Later, in an interview with Ted Koppel on the ABC News “Nightline” program, Glemp said he would oppose any forced relocation of the nuns and said he would “defend their rights when these rights are infringed upon.”

He also told Koppel he failed to understand “why the presence of the Carmelite sisters insults the Jews.”

In his remarks here, Glemp moderated his recent criticism of Jewish protesters at Auschwitz. But he said they “had touched upon the dignity of the nuns,” adding that “it was just not for the Jews to decide.”

In a sermon on Aug. 26, Glemp accused one group of protesters, headed by Rabbi Avraham Weiss of New York, of trying to break into the convent and harm the nuns.

He claimed Jews controlled the international news media and were using it to vilify Poland.

In New York, Weiss issued a statement Tuesday criticizing the Vatican statement for failing to condemn Glemp for his “outrageous anti-Semitic canards of Aug. 26.”

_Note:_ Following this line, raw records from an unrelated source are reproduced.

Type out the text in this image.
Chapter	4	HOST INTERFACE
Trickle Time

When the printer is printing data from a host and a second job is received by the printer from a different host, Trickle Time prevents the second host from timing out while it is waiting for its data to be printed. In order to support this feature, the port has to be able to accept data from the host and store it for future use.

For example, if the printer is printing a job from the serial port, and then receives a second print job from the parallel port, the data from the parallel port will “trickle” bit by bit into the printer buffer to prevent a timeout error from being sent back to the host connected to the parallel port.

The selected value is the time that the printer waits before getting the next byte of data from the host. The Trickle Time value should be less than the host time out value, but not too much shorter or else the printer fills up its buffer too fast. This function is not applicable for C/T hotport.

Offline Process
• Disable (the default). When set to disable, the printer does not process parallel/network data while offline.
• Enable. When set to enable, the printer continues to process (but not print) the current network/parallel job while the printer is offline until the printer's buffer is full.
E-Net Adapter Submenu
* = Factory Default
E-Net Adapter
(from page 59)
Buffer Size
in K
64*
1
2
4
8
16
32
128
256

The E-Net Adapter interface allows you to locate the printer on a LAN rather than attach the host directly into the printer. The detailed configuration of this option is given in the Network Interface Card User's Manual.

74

But in Bristol, Glemp claimed his remarks were incorrectly reported and distorted by the news media.

News that the Nissenbaum Foundation had offered to help build a center for dialogue and prayer near Auschwitz, where the Carmelite nuns would be housed, were reported last week by the official Polish news agency PAP.

The Nissenbaum Foundation’s brochure lists its headquarters in Constance, West Germany, and mentions an office in Warsaw. According to the brochure, the foundation was established in 1985″to rescue the cultural heritage of the Jews of Poland.”

The brochure claims that as early as 1987, Nissenbaum submitted plans to Pope John Paul II and Cardinal Franciszek Macharski, the archbishop of Krakow, for a Jewish-Christian prayer center outside the Auschwitz camp, to contain a synagogue and a convent.

The brochure says Nissenbaum’s foundation offered to pay for the project, which awaits official approval.